If Backup funnels users into Repair when re-use is attempted, a similar time check could realize that mostRecentLocal doesn’t exist, yet after prefix filtering, Destination has some.

This scenario is fine if one is using GUI Database Recreate (delete and repair), repair has this two-way behavior I’m not sure I like where it either tweaks things or does DB recreate:

`Usage: Duplicati.CommandLine.exe repair []

Tries to repair the backup. If no local db is found or the db is empty, the db is re-created with data from the storage. If the db is in place but the remote storage is corrupt, the remote storage gets repaired with local data (if available).`

I think the help text supports my thinking that it has corruption in mind, not config dangers.
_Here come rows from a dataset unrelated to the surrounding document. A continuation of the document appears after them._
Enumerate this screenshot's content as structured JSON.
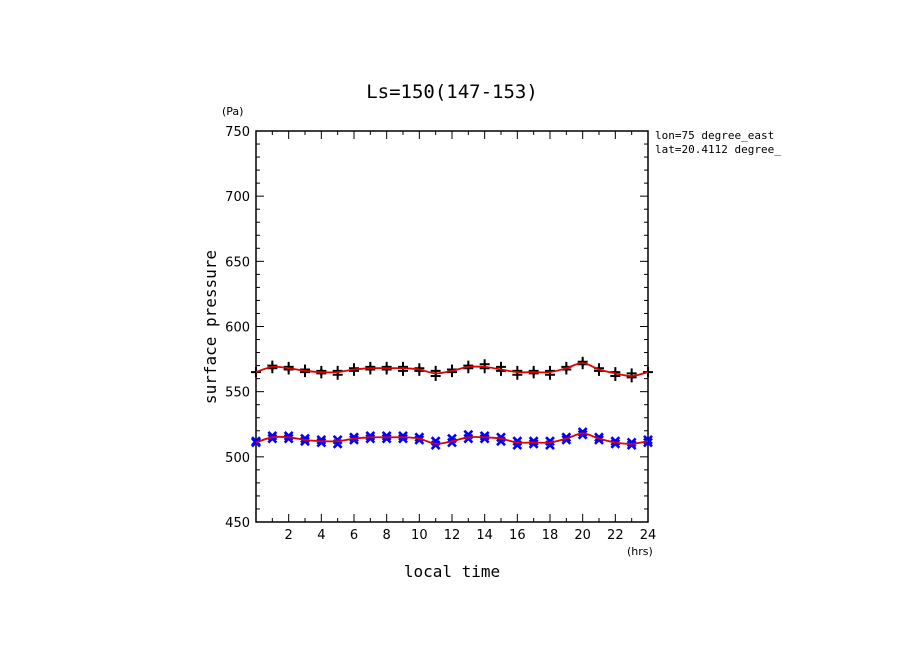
{
  "chart_data": {
    "type": "line",
    "title": "Ls=150(147-153)",
    "xlabel": "local time",
    "xunit": "(hrs)",
    "ylabel": "surface pressure",
    "yunit": "(Pa)",
    "xlim": [
      0,
      24
    ],
    "ylim": [
      450,
      750
    ],
    "xticks": [
      2,
      4,
      6,
      8,
      10,
      12,
      14,
      16,
      18,
      20,
      22,
      24
    ],
    "yticks": [
      450,
      500,
      550,
      600,
      650,
      700,
      750
    ],
    "annotations": [
      "lon=75 degree_east",
      "lat=20.4112 degree_"
    ],
    "grid": false,
    "x": [
      0,
      1,
      2,
      3,
      4,
      5,
      6,
      7,
      8,
      9,
      10,
      11,
      12,
      13,
      14,
      15,
      16,
      17,
      18,
      19,
      20,
      21,
      22,
      23,
      24
    ],
    "series": [
      {
        "marker": "plus",
        "color": "#000000",
        "line_color": "#e00000",
        "values": [
          565,
          569,
          568,
          566,
          565,
          565,
          567,
          568,
          568,
          568,
          567,
          564,
          566,
          569,
          569,
          567,
          565,
          565,
          565,
          568,
          572,
          567,
          564,
          562,
          565
        ],
        "points": [
          [
            0,
            565
          ],
          [
            1,
            568
          ],
          [
            1,
            570
          ],
          [
            2,
            567
          ],
          [
            2,
            569
          ],
          [
            3,
            565
          ],
          [
            3,
            567
          ],
          [
            4,
            564
          ],
          [
            4,
            566
          ],
          [
            5,
            563
          ],
          [
            5,
            566
          ],
          [
            6,
            566
          ],
          [
            6,
            568
          ],
          [
            7,
            567
          ],
          [
            7,
            569
          ],
          [
            8,
            567
          ],
          [
            8,
            569
          ],
          [
            9,
            566
          ],
          [
            9,
            569
          ],
          [
            10,
            566
          ],
          [
            10,
            568
          ],
          [
            11,
            562
          ],
          [
            11,
            566
          ],
          [
            12,
            565
          ],
          [
            12,
            567
          ],
          [
            13,
            568
          ],
          [
            13,
            570
          ],
          [
            14,
            568
          ],
          [
            14,
            571
          ],
          [
            15,
            566
          ],
          [
            15,
            569
          ],
          [
            16,
            563
          ],
          [
            16,
            566
          ],
          [
            17,
            564
          ],
          [
            17,
            566
          ],
          [
            18,
            563
          ],
          [
            18,
            566
          ],
          [
            19,
            567
          ],
          [
            19,
            569
          ],
          [
            20,
            571
          ],
          [
            20,
            573
          ],
          [
            21,
            566
          ],
          [
            21,
            568
          ],
          [
            22,
            562
          ],
          [
            22,
            565
          ],
          [
            23,
            561
          ],
          [
            23,
            564
          ],
          [
            24,
            565
          ]
        ]
      },
      {
        "marker": "x",
        "color": "#0000ff",
        "line_color": "#e00000",
        "values": [
          511,
          515,
          515,
          513,
          512,
          512,
          514,
          515,
          515,
          515,
          514,
          510,
          512,
          515,
          515,
          514,
          511,
          511,
          511,
          514,
          518,
          514,
          511,
          510,
          512
        ],
        "points": [
          [
            0,
            511
          ],
          [
            0,
            512
          ],
          [
            1,
            514
          ],
          [
            1,
            516
          ],
          [
            2,
            514
          ],
          [
            2,
            516
          ],
          [
            3,
            512
          ],
          [
            3,
            514
          ],
          [
            4,
            511
          ],
          [
            4,
            513
          ],
          [
            5,
            510
          ],
          [
            5,
            513
          ],
          [
            6,
            513
          ],
          [
            6,
            515
          ],
          [
            7,
            514
          ],
          [
            7,
            516
          ],
          [
            8,
            514
          ],
          [
            8,
            516
          ],
          [
            9,
            514
          ],
          [
            9,
            516
          ],
          [
            10,
            513
          ],
          [
            10,
            515
          ],
          [
            11,
            509
          ],
          [
            11,
            512
          ],
          [
            12,
            511
          ],
          [
            12,
            514
          ],
          [
            13,
            514
          ],
          [
            13,
            517
          ],
          [
            14,
            514
          ],
          [
            14,
            516
          ],
          [
            15,
            512
          ],
          [
            15,
            515
          ],
          [
            16,
            509
          ],
          [
            16,
            512
          ],
          [
            17,
            510
          ],
          [
            17,
            512
          ],
          [
            18,
            509
          ],
          [
            18,
            512
          ],
          [
            19,
            513
          ],
          [
            19,
            515
          ],
          [
            20,
            517
          ],
          [
            20,
            519
          ],
          [
            21,
            513
          ],
          [
            21,
            515
          ],
          [
            22,
            510
          ],
          [
            22,
            512
          ],
          [
            23,
            509
          ],
          [
            23,
            511
          ],
          [
            24,
            511
          ],
          [
            24,
            513
          ]
        ]
      }
    ]
  }
}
Regardless, making Repair more sensitive to other situations may be an approach to this.

I’m thinking that there was a recent idea of having the DB get recreated automatically if destination exists but DB doesn’t (maybe as a convenience), but I can’t find that currently.

Regardless, the dev might know unless I imagined it, and I’ve given enough talk already, and I’m not the person knows the code or history. We’ll see if the dev will give comments.

The web UI in 2.1 is a bit flaky for me, but I’m not seeing this, if I understand correctly.
There’s not AFAIK a show of the job name after the restore. It does show in progress.

image

and afterwards there’s a sometimes-optimistic success message in main screen area.
Status bar returns to idle state, giving the schedule status for next job, or saying none.

image

Problem needs more information, but so far I can’t repro any kind of wrong-name bug.
Maybe the dev will recognize it, but more important I think is comment on damage by configuring two jobs to one destination, then maybe running Repair when told to do it.

suggests that the dev was receptive to the idea, but then lost track of intent for a check. Previous work was spare-time. Now it’s paid, by Duplicati, Inc. Planning is more formal.

Anyway, it’s on the table again. Don’t need to use my ideas, but something needs work. Preferably this won’t get to design-by-committee, but you might also have design ideas, keeping in mind the existing design, as I’ve tried to describe it in quite some detail here.

For your restore issue clarification, I’d suggest a new topic, leaving this for original topic.
Knowing that most went well when not falling into a bad-config-that’s-too-easy was nice.

EDIT 1:

Add option to automatically create database if none exists #5932 is what I tried to recall, which maybe means if that gets added and chosen, the second job on same destination builds a second database for the same destination, instead of a popup error on problem. Similar problem to manual configuration of two jobs into same destination results though.